Firstly, may I say that I still consider Creator 2012 the last, best Creator that Roxio put out.  I still use C2012's Creator classic in both Windows 7 and Windows 10 because I can, and because I think that the software went downhill after 2012 - getting bigger but doing less.

Now a brief mention of some optical disc formats.   Standards exist (in the beginning) so everyone is pointing in the same direction.  That lasts for a very short time, before every man and his dog starts inventing their own standards and once more we're pointing every which way!      Microsoft developed an Image Mastering API called IMAPI, which supports three of those standards for optical disc writing: ISO 9660Joliet,  and Universal Disc Format or UDF.

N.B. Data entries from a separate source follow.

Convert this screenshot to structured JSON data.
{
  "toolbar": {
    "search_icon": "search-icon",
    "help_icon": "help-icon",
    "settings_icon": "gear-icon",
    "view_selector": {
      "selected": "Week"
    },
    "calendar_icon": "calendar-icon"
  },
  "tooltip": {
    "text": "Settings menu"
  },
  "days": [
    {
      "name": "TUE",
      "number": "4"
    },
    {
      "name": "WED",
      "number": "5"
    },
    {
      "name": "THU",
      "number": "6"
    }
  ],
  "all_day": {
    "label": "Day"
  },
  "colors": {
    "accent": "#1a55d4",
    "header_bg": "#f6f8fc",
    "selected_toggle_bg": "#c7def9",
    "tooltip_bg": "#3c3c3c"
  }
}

An optical disc has a HEADER area and a DATA area.    The files live in the Data area, and indexes live in the Header.   Happily, you can put several different indexes up the front so you can access those files using ISO 9660, Joliet, or UDF,  thus bridging these different file systems.   This way, if you write a disc in the original ISO 9660 but your player software expects to see Joliet, you can include a Joliet index and play your files.   It's how you can play one type of disc when your car expects a different sort.

Now, as to the advantages/disadvantages of those various standards?    Sorry, that's outside of my field.   You would really need a free grey rainy afternoon, a good printer and Internet connection,  lots of coffee, and much discussion with Mr.Google for that.   Remember also that the standards are constantly updating and evolving too, so the deeper you look the more branches you will see on the tree.

I hope this helps your understanding.   If it leaves you with important questions, please ask them and I'll try to answer.